Shell U.K. Exploration and Production, operator in the U.K. sector of the North Sea for Shell and Esso, is developing the tight gas reservoirs of the Barque and Clipper fields, located in the Sole Pit Basin of the U.K. Southern North Sea. Well productivity is fundamentally dependent on the intersection of dune slipface sands and/or sparsely distributed open natural fracture systems. The initial development plans were based on the use of conventionally deviated wells with cemented liners across the pay section, relying on massive hydraulic fracture stimulation, if required, to achieve economic production rates. This concept has progressively evolved towards the use of horizontal wells which increase the probability of intersecting the productive features in the reservoir. Twelve horizontal wells were drilled up to mid 1992, out of a total of twenty six development wells.
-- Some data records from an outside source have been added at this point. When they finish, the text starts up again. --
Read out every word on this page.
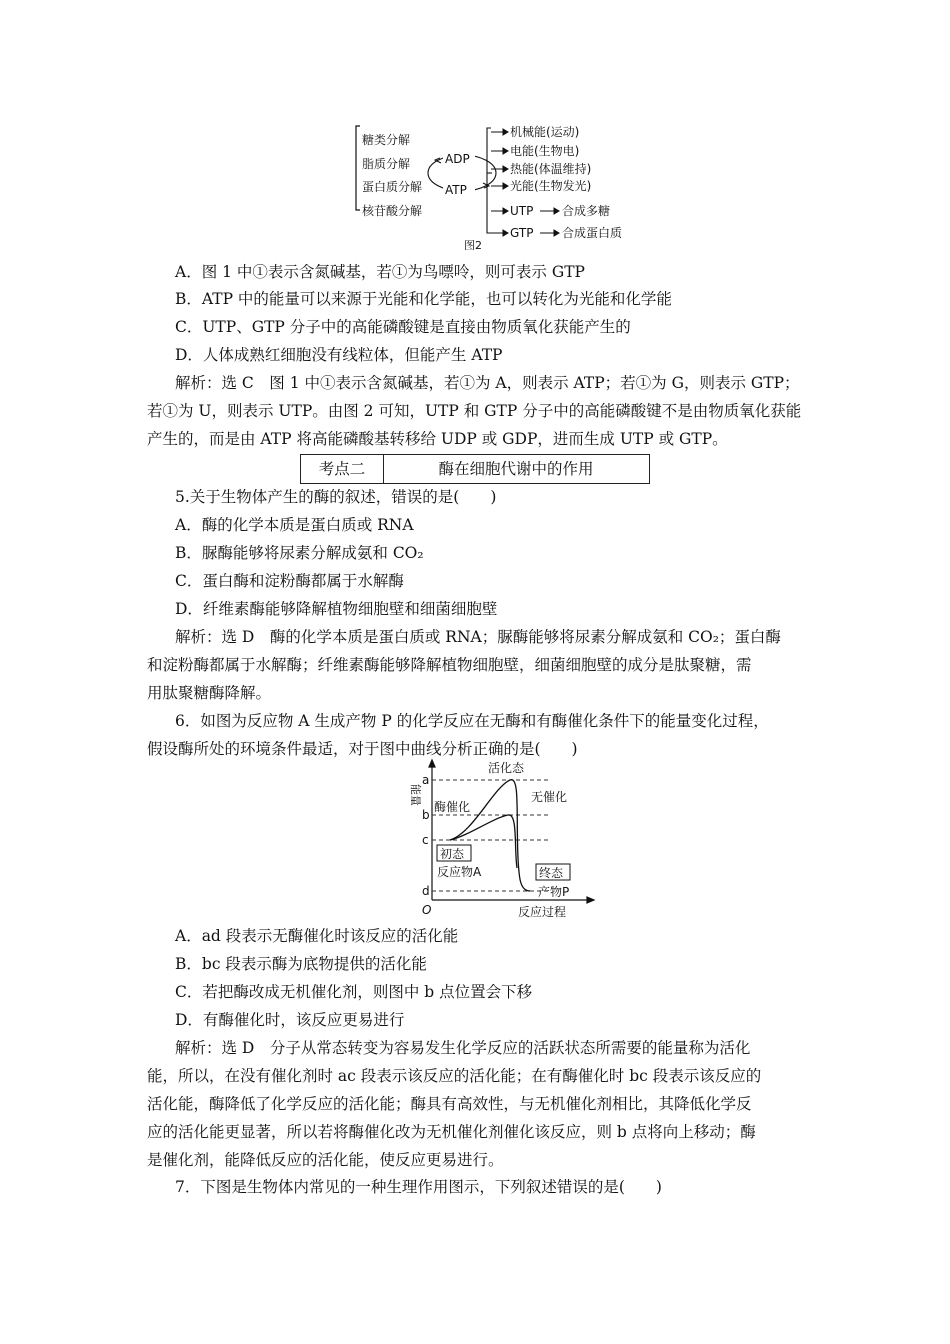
糖类分解
脂质分解
蛋白质分解
核苷酸分解
ADP
ATP
机械能(运动)
电能(生物电)
热能(体温维持)
光能(生物发光)
UTP 合成多糖
GTP 合成蛋白质
图2
A．图 1 中①表示含氮碱基，若①为鸟嘌呤，则可表示 GTP
B．ATP 中的能量可以来源于光能和化学能，也可以转化为光能和化学能
C．UTP、GTP 分子中的高能磷酸键是直接由物质氧化获能产生的
D．人体成熟红细胞没有线粒体，但能产生 ATP
解析：选 C　图 1 中①表示含氮碱基，若①为 A，则表示 ATP；若①为 G，则表示 GTP；
若①为 U，则表示 UTP。由图 2 可知，UTP 和 GTP 分子中的高能磷酸键不是由物质氧化获能
产生的，而是由 ATP 将高能磷酸基转移给 UDP 或 GDP，进而生成 UTP 或 GTP。
考点二	酶在细胞代谢中的作用
5.关于生物体产生的酶的叙述，错误的是(　　)
A．酶的化学本质是蛋白质或 RNA
B．脲酶能够将尿素分解成氨和 CO₂
C．蛋白酶和淀粉酶都属于水解酶
D．纤维素酶能够降解植物细胞壁和细菌细胞壁
解析：选 D　酶的化学本质是蛋白质或 RNA；脲酶能够将尿素分解成氨和 CO₂；蛋白酶
和淀粉酶都属于水解酶；纤维素酶能够降解植物细胞壁，细菌细胞壁的成分是肽聚糖，需
用肽聚糖酶降解。
6．如图为反应物 A 生成产物 P 的化学反应在无酶和有酶催化条件下的能量变化过程，
假设酶所处的环境条件最适，对于图中曲线分析正确的是(　　)
a
b
c
d
O
能量
活化态
无催化
酶催化
初态
反应物A	终态
产物P
反应过程
A．ad 段表示无酶催化时该反应的活化能
B．bc 段表示酶为底物提供的活化能
C．若把酶改成无机催化剂，则图中 b 点位置会下移
D．有酶催化时，该反应更易进行
解析：选 D　分子从常态转变为容易发生化学反应的活跃状态所需要的能量称为活化
能，所以，在没有催化剂时 ac 段表示该反应的活化能；在有酶催化时 bc 段表示该反应的
活化能，酶降低了化学反应的活化能；酶具有高效性，与无机催化剂相比，其降低化学反
应的活化能更显著，所以若将酶催化改为无机催化剂催化该反应，则 b 点将向上移动；酶
是催化剂，能降低反应的活化能，使反应更易进行。
7．下图是生物体内常见的一种生理作用图示，下列叙述错误的是(　　)
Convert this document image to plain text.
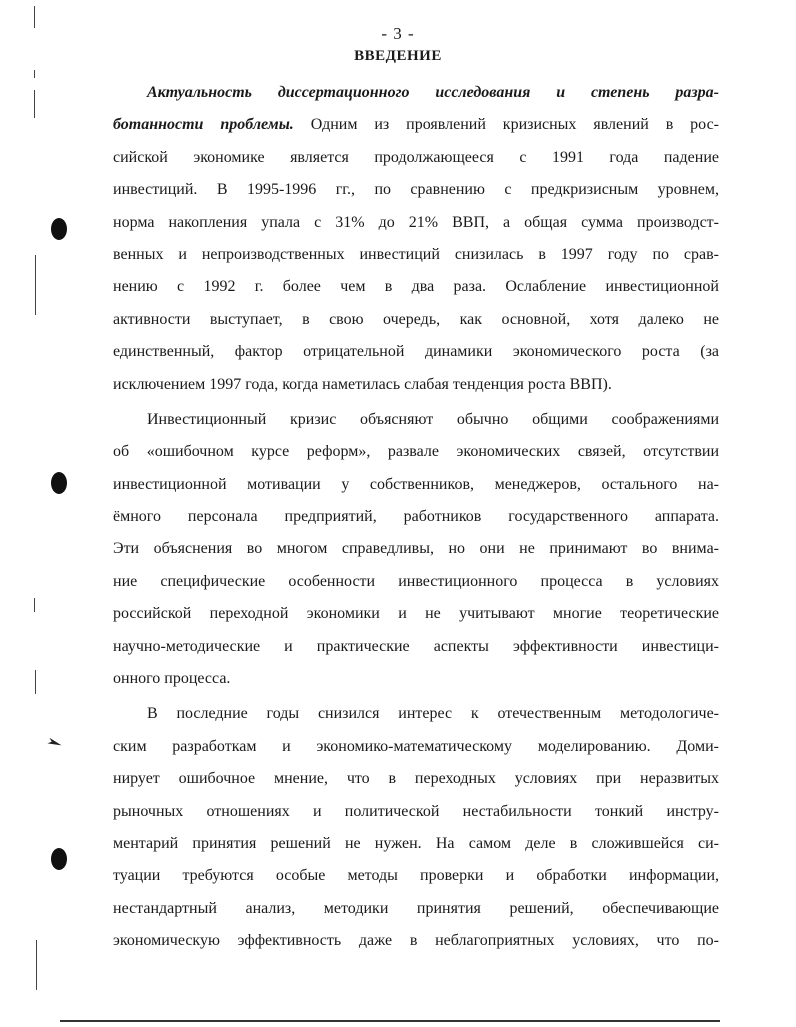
- 3 -
ВВЕДЕНИЕ
Актуальность диссертационного исследования и степень разра-
ботанности проблемы. Одним из проявлений кризисных явлений в рос-
сийской экономике является продолжающееся с 1991 года падение
инвестиций. В 1995-1996 гг., по сравнению с предкризисным уровнем,
норма накопления упала с 31% до 21% ВВП, а общая сумма производст-
венных и непроизводственных инвестиций снизилась в 1997 году по срав-
нению с 1992 г. более чем в два раза. Ослабление инвестиционной
активности выступает, в свою очередь, как основной, хотя далеко не
единственный, фактор отрицательной динамики экономического роста (за
исключением 1997 года, когда наметилась слабая тенденция роста ВВП).
Инвестиционный кризис объясняют обычно общими соображениями
об «ошибочном курсе реформ», развале экономических связей, отсутствии
инвестиционной мотивации у собственников, менеджеров, остального на-
ёмного персонала предприятий, работников государственного аппарата.
Эти объяснения во многом справедливы, но они не принимают во внима-
ние специфические особенности инвестиционного процесса в условиях
российской переходной экономики и не учитывают многие теоретические
научно-методические и практические аспекты эффективности инвестици-
онного процесса.
В последние годы снизился интерес к отечественным методологиче-
ским разработкам и экономико-математическому моделированию. Доми-
нирует ошибочное мнение, что в переходных условиях при неразвитых
рыночных отношениях и политической нестабильности тонкий инстру-
ментарий принятия решений не нужен. На самом деле в сложившейся си-
туации требуются особые методы проверки и обработки информации,
нестандартный анализ, методики принятия решений, обеспечивающие
экономическую эффективность даже в неблагоприятных условиях, что по-
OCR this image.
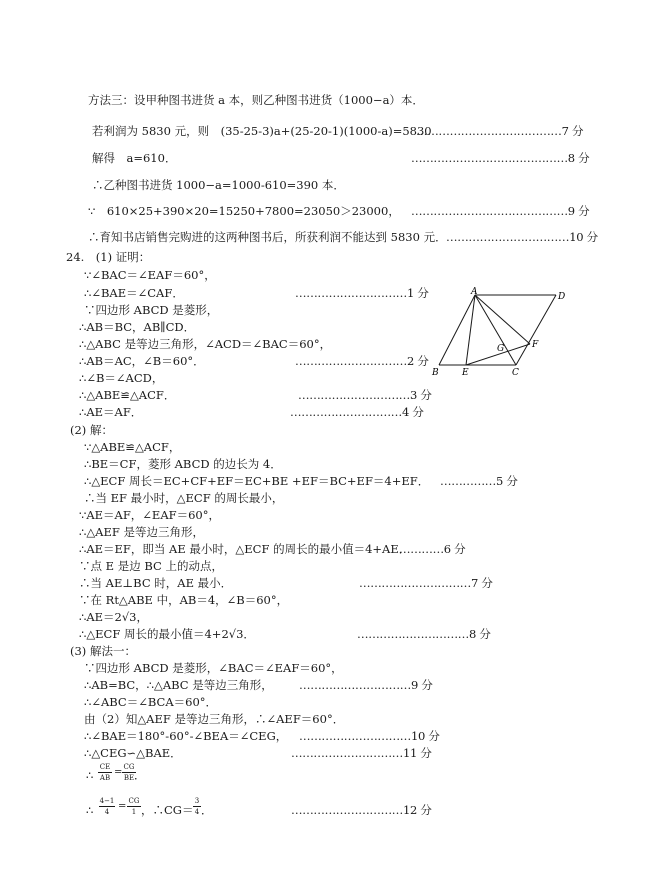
方法三：设甲种图书进货 a 本，则乙种图书进货（1000−a）本．
若利润为 5830 元，则　(35-25-3)a+(25-20-1)(1000-a)=5830
…………………………………7 分
解得　a=610．	……………………………………8 分
∴乙种图书进货 1000−a=1000-610=390 本．
∵　610×25+390×20=15250+7800=23050＞23000， ……………………………………9 分
∴育知书店销售完购进的这两种图书后，所获利润不能达到 5830 元． ……………………………10 分
24.　(1) 证明：
∵∠BAC＝∠EAF＝60°，
∴∠BAE＝∠CAF．	…………………………1 分
∵四边形 ABCD 是菱形，
∴AB＝BC，AB∥CD．
∴△ABC 是等边三角形，∠ACD＝∠BAC＝60°，
∴AB＝AC，∠B＝60°．	…………………………2 分
∴∠B＝∠ACD，
∴△ABE≌△ACF．	…………………………3 分
∴AE＝AF．	…………………………4 分
A	D
B	E	C
F
G
(2) 解：
∵△ABE≌△ACF，
∴BE＝CF，菱形 ABCD 的边长为 4．
∴△ECF 周长＝EC+CF+EF＝EC+BE +EF＝BC+EF＝4+EF． ……………5 分
∴当 EF 最小时，△ECF 的周长最小，
∵AE＝AF，∠EAF＝60°，
∴△AEF 是等边三角形，
∴AE＝EF，即当 AE 最小时，△ECF 的周长的最小值＝4+AE．
…………6 分
∵点 E 是边 BC 上的动点，
∴当 AE⊥BC 时，AE 最小．	…………………………7 分
∵在 Rt△ABE 中，AB＝4，∠B＝60°，
∴AE＝2√3，
∴△ECF 周长的最小值＝4+2√3．	…………………………8 分
(3) 解法一：
∵四边形 ABCD 是菱形，∠BAC＝∠EAF＝60°，
∴AB=BC，∴△ABC 是等边三角形， …………………………9 分
∴∠ABC＝∠BCA＝60°．
由（2）知△AEF 是等边三角形，∴∠AEF＝60°．
∴∠BAE＝180°-60°-∠BEA＝∠CEG， …………………………10 分
∴△CEG∽△BAE．	…………………………11 分
∴
CE
AB = CG
BE ．
∴
4−1
4 = CG
1 ，∴CG＝
3
4 ．	…………………………12 分
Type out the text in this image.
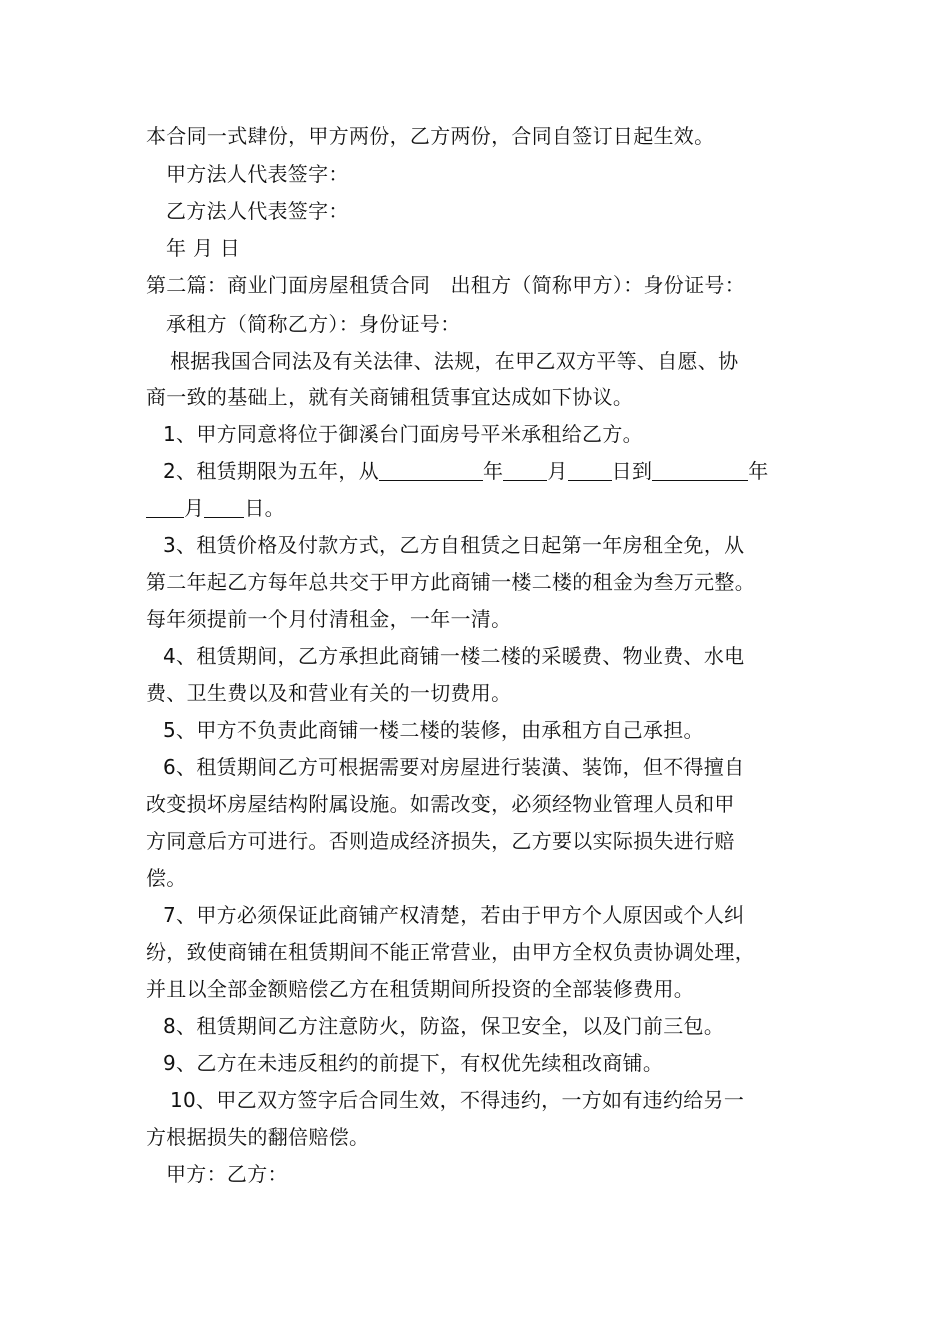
本合同一式肆份，甲方两份，乙方两份，合同自签订日起生效。
甲方法人代表签字：
乙方法人代表签字：
年 月 日
第二篇：商业门面房屋租赁合同　出租方（简称甲方）：身份证号：
承租方（简称乙方）：身份证号：
根据我国合同法及有关法律、法规，在甲乙双方平等、自愿、协
商一致的基础上，就有关商铺租赁事宜达成如下协议。
1、甲方同意将位于御溪台门面房号平米承租给乙方。
2、租赁期限为五年，从	年 月 日到	年
月 日。
3、租赁价格及付款方式，乙方自租赁之日起第一年房租全免，从
第二年起乙方每年总共交于甲方此商铺一楼二楼的租金为叁万元整。
每年须提前一个月付清租金，一年一清。
4、租赁期间，乙方承担此商铺一楼二楼的采暖费、物业费、水电
费、卫生费以及和营业有关的一切费用。
5、甲方不负责此商铺一楼二楼的装修，由承租方自己承担。
6、租赁期间乙方可根据需要对房屋进行装潢、装饰，但不得擅自
改变损坏房屋结构附属设施。如需改变，必须经物业管理人员和甲
方同意后方可进行。否则造成经济损失，乙方要以实际损失进行赔
偿。
7、甲方必须保证此商铺产权清楚，若由于甲方个人原因或个人纠
纷，致使商铺在租赁期间不能正常营业，由甲方全权负责协调处理，
并且以全部金额赔偿乙方在租赁期间所投资的全部装修费用。
8、租赁期间乙方注意防火，防盗，保卫安全，以及门前三包。
9、乙方在未违反租约的前提下，有权优先续租改商铺。
10、甲乙双方签字后合同生效，不得违约，一方如有违约给另一
方根据损失的翻倍赔偿。
甲方：乙方：
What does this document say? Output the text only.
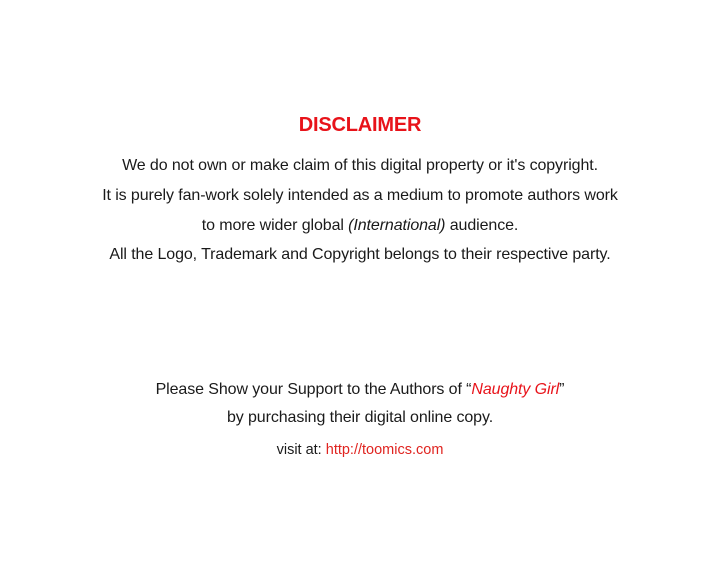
DISCLAIMER
We do not own or make claim of this digital property or it's copyright.
It is purely fan-work solely intended as a medium to promote authors work
to more wider global (International) audience.
All the Logo, Trademark and Copyright belongs to their respective party.
Please Show your Support to the Authors of “Naughty Girl”
by purchasing their digital online copy.
visit at: http://toomics.com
The main findings are:

  • average initial deliverability of horizontal wells is significantly higher than that of conventionally deviated wells; Productivity Improvement Factors of between 2 and 7 have been realised;

  • horizontal wells decline more slowly than fracture stimulated wells;

  • Ultimate Recovery has increased by 20% relative, which is to a large extent due to horizontal wells;

  • the well count can be reduced by some 25%; this has, in combination with well cost savings through the use of slim casing schemes and the increase in UR, significantly improved the project economics;

  • additional reserves from low relief flank areas can be accessed.